Digital Communications and Networks (Oct 2024)
Evaluating impact of remote-access cyber-attack on lane changes for connected automated vehicles
Abstract
Connected automated vehicles (CAVs) rely heavily on intelligent algorithms and remote sensors. If the control center or on-board sensors are under cyber-attack due to the security vulnerability of wireless communication, it can cause significant damage to CAVs or passengers. The primary objective of this study is to model cyber-attacked traffic flow and evaluate the impacts of cyber-attack on the traffic system filled with CAVs in a connected environment. Based on the analysis on environmental perception system and possible cyber-attacks on sensors, a novel lane-changing model for CAVs is proposed and multiple traffic scenarios for cyber-attacks are designed. The impact of the proportion of cyber-attacked vehicles and the severity of the cyber-attack on the lane-changing process is then quantitatively analyzed. The evaluation indexes include spatio-temporal evolution of average speed, spatial distribution of selected lane-changing gaps, lane-changing rate distribution, lane-changing preparation search time, efficiency and safety. Finally, the numerical simulation results show that the freeway traffic near an off-ramp is more sensitive to the proportion of cyber-attacked vehicles than to the severity of the cyber-attack.
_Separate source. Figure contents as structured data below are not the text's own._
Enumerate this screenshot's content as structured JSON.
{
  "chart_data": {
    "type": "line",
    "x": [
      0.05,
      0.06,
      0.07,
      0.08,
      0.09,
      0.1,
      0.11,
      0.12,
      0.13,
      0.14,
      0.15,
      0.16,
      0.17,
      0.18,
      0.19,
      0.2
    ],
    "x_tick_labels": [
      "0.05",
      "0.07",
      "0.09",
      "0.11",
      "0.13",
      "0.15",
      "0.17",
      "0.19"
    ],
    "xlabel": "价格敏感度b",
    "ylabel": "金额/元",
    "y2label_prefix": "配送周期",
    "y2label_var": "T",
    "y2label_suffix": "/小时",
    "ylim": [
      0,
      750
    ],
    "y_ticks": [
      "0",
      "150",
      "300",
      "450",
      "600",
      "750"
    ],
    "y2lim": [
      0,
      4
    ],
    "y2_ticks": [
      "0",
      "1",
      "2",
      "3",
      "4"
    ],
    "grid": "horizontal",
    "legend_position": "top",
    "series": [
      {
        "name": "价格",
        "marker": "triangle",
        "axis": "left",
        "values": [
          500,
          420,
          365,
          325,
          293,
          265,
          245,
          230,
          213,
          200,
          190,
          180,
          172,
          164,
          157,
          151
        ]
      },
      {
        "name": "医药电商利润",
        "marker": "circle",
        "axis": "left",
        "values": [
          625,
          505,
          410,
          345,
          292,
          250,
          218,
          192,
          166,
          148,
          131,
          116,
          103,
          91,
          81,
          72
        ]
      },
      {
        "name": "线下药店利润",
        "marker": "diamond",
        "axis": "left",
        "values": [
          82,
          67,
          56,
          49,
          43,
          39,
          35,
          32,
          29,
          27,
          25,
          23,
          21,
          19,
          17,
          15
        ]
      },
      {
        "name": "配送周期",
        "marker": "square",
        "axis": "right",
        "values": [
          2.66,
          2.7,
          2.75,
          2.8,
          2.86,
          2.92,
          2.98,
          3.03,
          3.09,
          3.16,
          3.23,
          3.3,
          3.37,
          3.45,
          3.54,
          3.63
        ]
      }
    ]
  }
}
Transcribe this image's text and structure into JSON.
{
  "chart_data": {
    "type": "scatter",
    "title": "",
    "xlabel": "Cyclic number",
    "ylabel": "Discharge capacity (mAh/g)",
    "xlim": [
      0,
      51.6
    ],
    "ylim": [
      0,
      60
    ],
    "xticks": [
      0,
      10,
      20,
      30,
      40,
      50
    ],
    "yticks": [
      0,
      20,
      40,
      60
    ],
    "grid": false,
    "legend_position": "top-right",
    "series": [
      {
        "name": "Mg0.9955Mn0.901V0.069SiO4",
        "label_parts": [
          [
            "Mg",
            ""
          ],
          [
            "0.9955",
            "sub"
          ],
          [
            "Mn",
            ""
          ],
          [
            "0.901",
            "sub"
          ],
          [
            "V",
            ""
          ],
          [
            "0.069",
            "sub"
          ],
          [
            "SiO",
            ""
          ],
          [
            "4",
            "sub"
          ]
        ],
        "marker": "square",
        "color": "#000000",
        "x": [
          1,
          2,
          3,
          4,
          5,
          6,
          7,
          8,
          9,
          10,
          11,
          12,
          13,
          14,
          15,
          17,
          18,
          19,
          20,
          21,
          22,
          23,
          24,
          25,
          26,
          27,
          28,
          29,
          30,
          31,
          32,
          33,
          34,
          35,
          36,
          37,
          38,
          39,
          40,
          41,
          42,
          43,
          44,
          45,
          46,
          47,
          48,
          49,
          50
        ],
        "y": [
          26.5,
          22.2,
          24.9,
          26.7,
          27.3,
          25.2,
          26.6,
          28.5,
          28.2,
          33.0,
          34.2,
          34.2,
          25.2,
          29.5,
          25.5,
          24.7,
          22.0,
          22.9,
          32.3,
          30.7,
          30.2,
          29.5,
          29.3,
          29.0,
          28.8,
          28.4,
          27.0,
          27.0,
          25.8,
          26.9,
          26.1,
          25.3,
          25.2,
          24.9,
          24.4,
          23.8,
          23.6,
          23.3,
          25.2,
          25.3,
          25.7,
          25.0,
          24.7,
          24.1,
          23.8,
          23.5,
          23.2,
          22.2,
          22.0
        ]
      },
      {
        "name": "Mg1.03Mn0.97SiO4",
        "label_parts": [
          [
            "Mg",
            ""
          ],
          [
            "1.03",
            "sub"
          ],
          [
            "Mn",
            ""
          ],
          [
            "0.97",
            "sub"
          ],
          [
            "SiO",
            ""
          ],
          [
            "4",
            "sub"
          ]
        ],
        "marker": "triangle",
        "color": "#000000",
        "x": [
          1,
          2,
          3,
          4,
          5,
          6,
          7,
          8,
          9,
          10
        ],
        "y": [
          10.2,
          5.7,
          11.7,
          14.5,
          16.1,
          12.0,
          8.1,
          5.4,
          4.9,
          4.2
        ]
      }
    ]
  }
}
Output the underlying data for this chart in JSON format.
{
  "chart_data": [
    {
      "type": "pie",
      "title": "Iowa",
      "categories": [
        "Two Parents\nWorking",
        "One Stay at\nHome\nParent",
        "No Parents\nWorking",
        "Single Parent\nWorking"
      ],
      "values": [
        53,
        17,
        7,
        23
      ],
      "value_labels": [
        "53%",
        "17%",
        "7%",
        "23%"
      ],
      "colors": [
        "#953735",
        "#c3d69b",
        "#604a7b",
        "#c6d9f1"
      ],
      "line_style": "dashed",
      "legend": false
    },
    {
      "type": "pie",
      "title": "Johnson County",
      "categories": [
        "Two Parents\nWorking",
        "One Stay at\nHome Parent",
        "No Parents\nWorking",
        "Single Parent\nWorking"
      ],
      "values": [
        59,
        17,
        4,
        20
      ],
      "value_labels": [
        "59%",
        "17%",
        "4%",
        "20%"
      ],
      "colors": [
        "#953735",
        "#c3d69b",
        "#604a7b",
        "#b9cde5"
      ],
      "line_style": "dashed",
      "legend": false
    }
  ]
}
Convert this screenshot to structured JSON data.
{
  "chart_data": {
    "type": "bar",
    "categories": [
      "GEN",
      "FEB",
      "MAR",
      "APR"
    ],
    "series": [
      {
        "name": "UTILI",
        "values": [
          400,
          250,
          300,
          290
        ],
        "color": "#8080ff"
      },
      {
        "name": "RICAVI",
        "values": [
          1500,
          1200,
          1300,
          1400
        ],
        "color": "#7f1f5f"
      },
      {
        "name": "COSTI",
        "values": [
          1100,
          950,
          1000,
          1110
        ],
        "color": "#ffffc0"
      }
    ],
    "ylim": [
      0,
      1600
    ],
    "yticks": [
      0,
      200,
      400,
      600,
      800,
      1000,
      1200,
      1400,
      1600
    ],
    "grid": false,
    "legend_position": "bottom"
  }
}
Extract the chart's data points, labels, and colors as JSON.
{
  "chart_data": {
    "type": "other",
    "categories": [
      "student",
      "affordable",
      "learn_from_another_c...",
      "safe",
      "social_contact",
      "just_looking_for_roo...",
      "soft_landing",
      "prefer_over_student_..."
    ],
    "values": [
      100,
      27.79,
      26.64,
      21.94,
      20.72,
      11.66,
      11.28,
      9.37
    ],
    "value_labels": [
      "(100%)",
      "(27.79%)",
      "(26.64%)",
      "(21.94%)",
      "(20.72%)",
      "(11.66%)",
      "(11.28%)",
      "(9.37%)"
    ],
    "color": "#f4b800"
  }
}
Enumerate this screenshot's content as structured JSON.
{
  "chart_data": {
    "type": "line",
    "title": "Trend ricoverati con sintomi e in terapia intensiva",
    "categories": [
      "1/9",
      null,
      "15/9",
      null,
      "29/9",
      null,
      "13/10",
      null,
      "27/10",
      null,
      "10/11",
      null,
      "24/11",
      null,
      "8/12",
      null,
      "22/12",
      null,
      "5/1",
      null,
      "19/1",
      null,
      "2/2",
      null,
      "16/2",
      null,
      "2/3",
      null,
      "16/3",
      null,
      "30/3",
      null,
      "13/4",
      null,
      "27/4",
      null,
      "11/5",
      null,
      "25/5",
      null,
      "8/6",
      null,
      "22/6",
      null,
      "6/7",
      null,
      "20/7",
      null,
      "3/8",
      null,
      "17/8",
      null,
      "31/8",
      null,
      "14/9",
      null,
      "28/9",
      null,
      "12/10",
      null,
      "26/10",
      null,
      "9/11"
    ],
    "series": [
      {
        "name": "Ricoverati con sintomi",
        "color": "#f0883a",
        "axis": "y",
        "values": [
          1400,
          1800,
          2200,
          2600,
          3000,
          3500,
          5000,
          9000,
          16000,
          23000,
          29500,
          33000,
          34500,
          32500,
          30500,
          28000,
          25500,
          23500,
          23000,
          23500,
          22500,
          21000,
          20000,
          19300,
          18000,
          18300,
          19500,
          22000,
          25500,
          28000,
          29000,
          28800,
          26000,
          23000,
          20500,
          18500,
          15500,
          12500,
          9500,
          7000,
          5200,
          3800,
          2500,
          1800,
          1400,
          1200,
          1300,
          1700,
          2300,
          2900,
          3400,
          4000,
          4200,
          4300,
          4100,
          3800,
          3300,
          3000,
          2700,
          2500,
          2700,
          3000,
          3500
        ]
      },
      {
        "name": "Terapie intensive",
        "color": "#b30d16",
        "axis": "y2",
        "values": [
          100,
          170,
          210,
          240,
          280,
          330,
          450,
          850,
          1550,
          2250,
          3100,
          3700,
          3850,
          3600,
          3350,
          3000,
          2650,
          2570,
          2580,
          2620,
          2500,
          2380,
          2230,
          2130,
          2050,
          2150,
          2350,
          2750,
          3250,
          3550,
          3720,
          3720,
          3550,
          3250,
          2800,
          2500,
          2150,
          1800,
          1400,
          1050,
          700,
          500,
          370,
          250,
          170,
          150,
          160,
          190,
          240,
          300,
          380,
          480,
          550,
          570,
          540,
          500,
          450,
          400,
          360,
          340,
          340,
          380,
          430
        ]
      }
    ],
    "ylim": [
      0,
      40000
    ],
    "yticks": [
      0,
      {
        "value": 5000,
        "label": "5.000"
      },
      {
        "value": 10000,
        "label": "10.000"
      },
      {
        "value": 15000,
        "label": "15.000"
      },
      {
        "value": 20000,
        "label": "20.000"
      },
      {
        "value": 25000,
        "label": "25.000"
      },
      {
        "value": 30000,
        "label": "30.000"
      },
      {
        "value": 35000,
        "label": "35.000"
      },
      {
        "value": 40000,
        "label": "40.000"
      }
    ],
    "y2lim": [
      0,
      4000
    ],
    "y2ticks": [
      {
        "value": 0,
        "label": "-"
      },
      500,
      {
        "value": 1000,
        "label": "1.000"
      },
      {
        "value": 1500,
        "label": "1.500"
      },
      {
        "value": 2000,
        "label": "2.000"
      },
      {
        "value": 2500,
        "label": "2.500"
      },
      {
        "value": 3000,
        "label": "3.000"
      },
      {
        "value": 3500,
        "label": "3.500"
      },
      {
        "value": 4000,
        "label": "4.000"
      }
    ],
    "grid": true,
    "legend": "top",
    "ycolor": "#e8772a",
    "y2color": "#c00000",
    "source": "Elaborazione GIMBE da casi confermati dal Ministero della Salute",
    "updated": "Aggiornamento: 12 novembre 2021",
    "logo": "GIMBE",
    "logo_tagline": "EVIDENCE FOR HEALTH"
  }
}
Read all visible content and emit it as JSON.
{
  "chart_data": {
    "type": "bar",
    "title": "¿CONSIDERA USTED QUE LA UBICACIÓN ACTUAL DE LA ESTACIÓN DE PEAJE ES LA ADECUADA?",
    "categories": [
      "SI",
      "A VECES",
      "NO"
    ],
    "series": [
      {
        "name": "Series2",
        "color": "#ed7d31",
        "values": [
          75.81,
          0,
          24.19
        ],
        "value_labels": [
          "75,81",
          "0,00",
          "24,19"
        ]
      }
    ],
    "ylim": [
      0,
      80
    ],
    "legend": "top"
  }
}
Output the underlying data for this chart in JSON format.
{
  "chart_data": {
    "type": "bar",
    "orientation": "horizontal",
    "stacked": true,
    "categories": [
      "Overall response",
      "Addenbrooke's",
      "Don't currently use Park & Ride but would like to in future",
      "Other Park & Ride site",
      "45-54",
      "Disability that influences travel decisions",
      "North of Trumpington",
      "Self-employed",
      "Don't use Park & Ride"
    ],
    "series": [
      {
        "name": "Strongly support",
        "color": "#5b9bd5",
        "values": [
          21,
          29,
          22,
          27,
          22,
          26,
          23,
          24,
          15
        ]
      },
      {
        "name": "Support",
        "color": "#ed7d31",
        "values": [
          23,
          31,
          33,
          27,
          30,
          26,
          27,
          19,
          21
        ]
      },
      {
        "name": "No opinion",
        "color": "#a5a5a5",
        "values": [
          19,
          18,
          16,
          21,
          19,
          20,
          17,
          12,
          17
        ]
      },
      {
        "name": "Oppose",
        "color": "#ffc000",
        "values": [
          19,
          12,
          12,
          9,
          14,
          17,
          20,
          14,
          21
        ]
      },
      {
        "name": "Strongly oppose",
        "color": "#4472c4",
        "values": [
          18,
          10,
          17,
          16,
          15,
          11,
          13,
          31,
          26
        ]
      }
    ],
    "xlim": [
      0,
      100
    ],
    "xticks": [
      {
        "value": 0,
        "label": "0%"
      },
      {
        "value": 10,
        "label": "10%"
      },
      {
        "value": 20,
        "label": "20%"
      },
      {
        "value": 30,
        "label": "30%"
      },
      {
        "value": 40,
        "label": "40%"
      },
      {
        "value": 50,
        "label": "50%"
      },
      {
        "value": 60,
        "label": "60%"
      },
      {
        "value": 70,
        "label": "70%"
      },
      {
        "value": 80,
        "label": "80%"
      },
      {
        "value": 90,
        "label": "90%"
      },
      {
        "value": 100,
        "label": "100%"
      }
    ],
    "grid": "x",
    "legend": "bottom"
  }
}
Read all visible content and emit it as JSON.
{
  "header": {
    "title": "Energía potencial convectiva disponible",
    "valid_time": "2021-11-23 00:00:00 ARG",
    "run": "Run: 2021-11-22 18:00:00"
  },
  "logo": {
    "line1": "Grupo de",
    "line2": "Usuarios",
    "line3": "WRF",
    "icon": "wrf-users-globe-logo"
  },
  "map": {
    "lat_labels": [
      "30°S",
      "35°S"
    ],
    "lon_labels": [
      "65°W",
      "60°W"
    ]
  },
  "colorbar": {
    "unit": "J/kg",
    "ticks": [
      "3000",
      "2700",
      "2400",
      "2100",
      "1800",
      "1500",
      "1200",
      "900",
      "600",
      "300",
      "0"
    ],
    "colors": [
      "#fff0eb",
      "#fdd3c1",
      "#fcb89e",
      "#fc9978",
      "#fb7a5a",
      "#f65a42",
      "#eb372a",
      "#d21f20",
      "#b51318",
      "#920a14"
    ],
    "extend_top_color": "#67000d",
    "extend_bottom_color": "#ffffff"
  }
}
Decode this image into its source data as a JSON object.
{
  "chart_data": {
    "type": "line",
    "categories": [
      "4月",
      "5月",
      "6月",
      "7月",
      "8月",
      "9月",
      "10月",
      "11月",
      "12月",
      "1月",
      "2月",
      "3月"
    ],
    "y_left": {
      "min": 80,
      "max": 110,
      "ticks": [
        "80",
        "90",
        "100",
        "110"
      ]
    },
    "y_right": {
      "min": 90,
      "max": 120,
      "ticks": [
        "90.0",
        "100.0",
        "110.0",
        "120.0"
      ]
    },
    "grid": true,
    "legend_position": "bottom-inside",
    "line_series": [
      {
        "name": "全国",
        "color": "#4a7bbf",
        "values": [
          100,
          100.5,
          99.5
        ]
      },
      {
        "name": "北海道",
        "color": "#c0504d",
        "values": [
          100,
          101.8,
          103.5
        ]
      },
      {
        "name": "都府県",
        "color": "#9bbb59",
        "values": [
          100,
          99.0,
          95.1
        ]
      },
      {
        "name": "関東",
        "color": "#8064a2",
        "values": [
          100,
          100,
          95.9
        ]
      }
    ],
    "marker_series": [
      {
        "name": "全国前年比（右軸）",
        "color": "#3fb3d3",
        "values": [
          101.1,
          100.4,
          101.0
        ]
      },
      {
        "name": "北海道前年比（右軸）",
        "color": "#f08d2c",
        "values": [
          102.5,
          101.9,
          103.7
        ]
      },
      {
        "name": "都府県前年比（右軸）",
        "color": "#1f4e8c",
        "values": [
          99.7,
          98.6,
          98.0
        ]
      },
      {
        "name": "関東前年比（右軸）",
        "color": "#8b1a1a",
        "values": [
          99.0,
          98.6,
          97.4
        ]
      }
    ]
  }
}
Also, when the traffic system is under cyber-attack, more unsafe back gaps are chosen for lane-changing, especially in the center lane. Therefore, more lane-changing maneuvers are concentrated on approaching the off-ramp, causing severe congestions and potential rear-end collisions. In addition, as the number of cyber-attacked vehicles and the severity of cyber-attacks increase, the road capacity and safety level will rapidly decrease. The results of this study can provide a theoretical basis for accident avoidance and efficiency improvement for the design of CAVs and management of automated highway systems.